Les militants de l’A15 ont raison de penser qu’il faut perturber l’activité économique. La première tâche serait de mettre fin à l’envoi d’armes à Israël dans les ports nord-américains. Mais ce n’est pas en bloquant une route ou un port avec quelques centaines d’activistes sans la participation des travailleurs qu’on y parviendra. L’arrêt de l’activité économique ne peut se faire de l’extérieur. C’est aux travailleurs eux-mêmes qu’il incombe d’arrêter leur propre lieu de travail. Des militants venus de l’extérieur pour empêcher les travailleurs d’aller travailler risquent de susciter l’hostilité des travailleurs, alors que l’objectif devrait être de les rallier à la lutte pour la Palestine.

Ce sont les travailleurs qui font tourner « les rouages de la production ». Ce sont eux qui ont le pouvoir de les bloquer. Aucune roue ne tourne, aucune lumière ne brille sans l’aimable autorisation de la classe ouvrière. Ce qui a cruellement manqué au mouvement jusqu’à présent, c’est le poids de la classe ouvrière agissant collectivement en tant que classe.

Désarmer l’impérialisme

Une pression énorme s’est accumulée et des millions de personnes veulent se battre pour la Palestine. La récente explosion sur les campus américains en témoigne.

Aujourd’hui, la classe ouvrière doit être intégrée au mouvement, et le mouvement de solidarité avec la Palestine doit se donner pour mission de faire en sorte que cela se produise.
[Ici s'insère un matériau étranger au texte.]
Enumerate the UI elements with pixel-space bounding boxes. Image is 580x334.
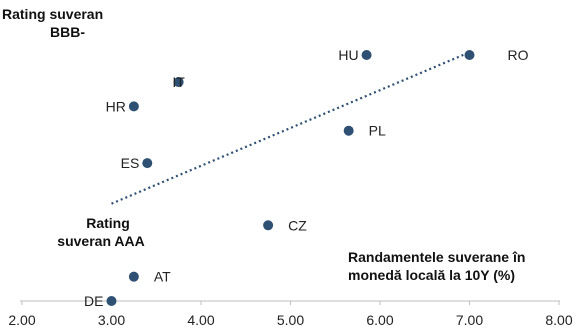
annotation-bottom-line1: Rating bbox=[86, 215, 130, 231]
x-tick-label: 2.00 bbox=[8, 312, 35, 328]
x-tick-label: 4.00 bbox=[187, 312, 214, 328]
point-label-hu: HU bbox=[338, 47, 358, 63]
x-tick-label: 7.00 bbox=[456, 312, 483, 328]
point-label-de: DE bbox=[84, 293, 103, 309]
x-tick-label: 6.00 bbox=[366, 312, 393, 328]
data-point-hr bbox=[128, 101, 139, 112]
x-tick-label: 3.00 bbox=[98, 312, 125, 328]
point-label-es: ES bbox=[121, 155, 140, 171]
x-axis-title-line1: Randamentele suverane în bbox=[348, 249, 526, 265]
x-axis-title-line2: monedă locală la 10Y (%) bbox=[348, 267, 516, 283]
annotation-top-line2: BBB- bbox=[50, 24, 85, 40]
point-label-cz: CZ bbox=[288, 217, 307, 233]
x-tick-label: 5.00 bbox=[277, 312, 304, 328]
data-point-pl bbox=[343, 125, 354, 136]
data-point-ro bbox=[464, 50, 475, 60]
data-point-de bbox=[106, 296, 117, 306]
point-label-ro: RO bbox=[508, 47, 529, 63]
data-point-at bbox=[128, 271, 139, 282]
annotation-rating-aaa: Rating suveran AAA bbox=[48, 214, 168, 250]
x-tick-label: 8.00 bbox=[545, 312, 572, 328]
point-label-pl: PL bbox=[369, 123, 386, 139]
x-axis-ticks: 2.00 3.00 4.00 5.00 6.00 7.00 8.00 bbox=[8, 301, 573, 328]
point-label-it: IT bbox=[172, 74, 185, 90]
x-axis-title: Randamentele suverane în monedă locală l… bbox=[348, 248, 525, 284]
data-point-cz bbox=[263, 220, 274, 231]
point-label-hr: HR bbox=[106, 98, 126, 114]
point-labels: HU RO IT HR PL ES CZ AT DE bbox=[84, 47, 529, 309]
point-label-at: AT bbox=[154, 269, 171, 285]
data-point-es bbox=[142, 158, 153, 169]
annotation-bottom-line2: suveran AAA bbox=[57, 233, 145, 249]
trendline bbox=[111, 51, 470, 205]
data-point-it bbox=[173, 77, 184, 88]
annotation-rating-bbb: Rating suveran BBB- bbox=[2, 5, 103, 41]
data-point-hu bbox=[361, 50, 372, 60]
annotation-top-line1: Rating suveran bbox=[2, 6, 104, 22]
data-points bbox=[106, 50, 475, 306]
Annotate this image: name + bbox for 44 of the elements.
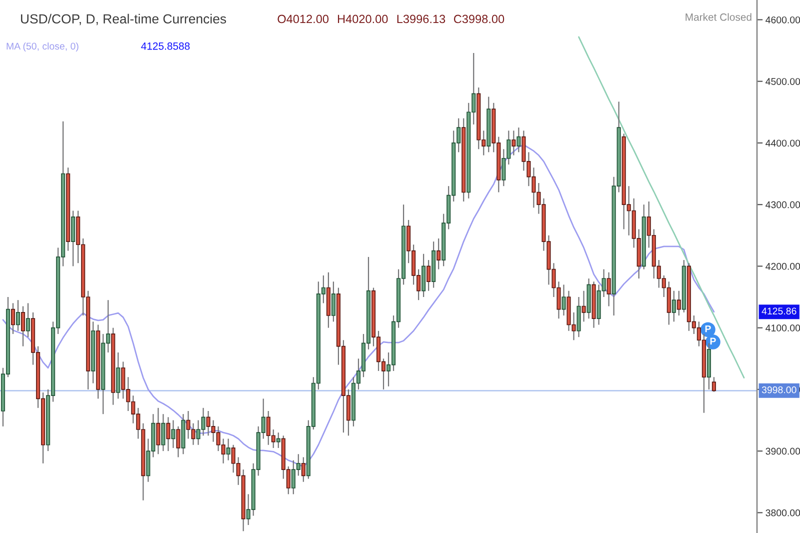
annotation: P (710, 338, 716, 344)
candlestick (166, 416, 170, 452)
candlestick (672, 290, 676, 322)
candlestick (582, 290, 586, 322)
candlestick (156, 407, 160, 455)
candlestick (606, 272, 611, 307)
annotation: L3996.13 (397, 14, 446, 24)
candlestick (436, 238, 441, 270)
y-tick-label: 4600.00 (766, 16, 800, 24)
annotation: P (705, 325, 711, 332)
candlestick (26, 302, 30, 338)
candlestick (16, 300, 20, 332)
text: USD/COP, D, Real-time Currencies (21, 14, 226, 26)
annotation: Market Closed (686, 13, 752, 21)
y-tick-label: 4400.00 (766, 140, 800, 147)
candlestick (161, 414, 166, 452)
y-tick-label: 4200.00 (766, 262, 800, 270)
candlestick (226, 438, 230, 461)
candlestick (171, 420, 176, 449)
annotation: O4012.00 (278, 14, 329, 24)
y-tick-label: 4500.00 (766, 78, 800, 85)
annotation: 4125.8588 (141, 42, 190, 50)
ref-line-label: 3998.00 (762, 386, 796, 394)
y-tick-label: 3900.00 (766, 448, 800, 455)
y-tick-label: 4300.00 (766, 201, 800, 208)
annotation: C3998.00 (454, 14, 504, 24)
annotation: H4020.00 (338, 14, 388, 24)
candlestick (10, 302, 16, 335)
candlestick (301, 456, 306, 482)
candlestick (676, 290, 681, 316)
line-series (578, 36, 745, 378)
annotation: 4125.86 (762, 308, 796, 314)
candlestick (516, 126, 521, 153)
candlestick (276, 432, 280, 449)
candlestick (176, 426, 180, 458)
candlestick (512, 130, 516, 156)
text: MA (50, close, 0) (6, 42, 78, 52)
candlestick (426, 259, 431, 292)
candlestick (562, 284, 566, 316)
candlestick (712, 376, 716, 392)
candlestick (21, 306, 26, 347)
y-tick-label: 3800.00 (766, 509, 800, 516)
y-tick-label: 4100.00 (766, 324, 800, 332)
candlestick (331, 281, 336, 322)
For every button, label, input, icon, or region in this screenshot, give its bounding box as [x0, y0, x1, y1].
Les appels aux blocages et à l’action économique doivent être suivis de tentatives pour atteindre les travailleurs et les persuader d’entamer une grève politique contre le génocide, de refuser de laisser passer entre leurs mains les armes qui alimentent la machine de guerre israélienne.

Nous avons déjà eu un exemple de ce qui serait possible avec le mouvement autochtone en 2020. À Vancouver, les débardeurs syndiqués avec l’ILWU ont respecté un blocus initié par les militants Wet’suwet’en. Après un bref échange, un travailleur de l’ILWU a dit à un militant : « Nous voulons que les gens respectent nos piquets de grève, alors nous devrions respecter les vôtres. »

Dans le cas de la Palestine, les travailleurs portuaires d’Espagne, d’Italie et d’Inde, entre autres, ont pris des mesures pour empêcher l’envoi d’armes à Israël. C’est ce dont nous avons besoin pour faire avancer le mouvement au Canada. Collectivement, ce sont les travailleurs du monde entier qui ont le pouvoir de mettre fin à ce génocide.

En fin de compte, la classe ouvrière doit déloger du pouvoir les semeurs de guerres et construire une nouvelle société libérée de l’impérialisme, de la guerre et de l’exploitation.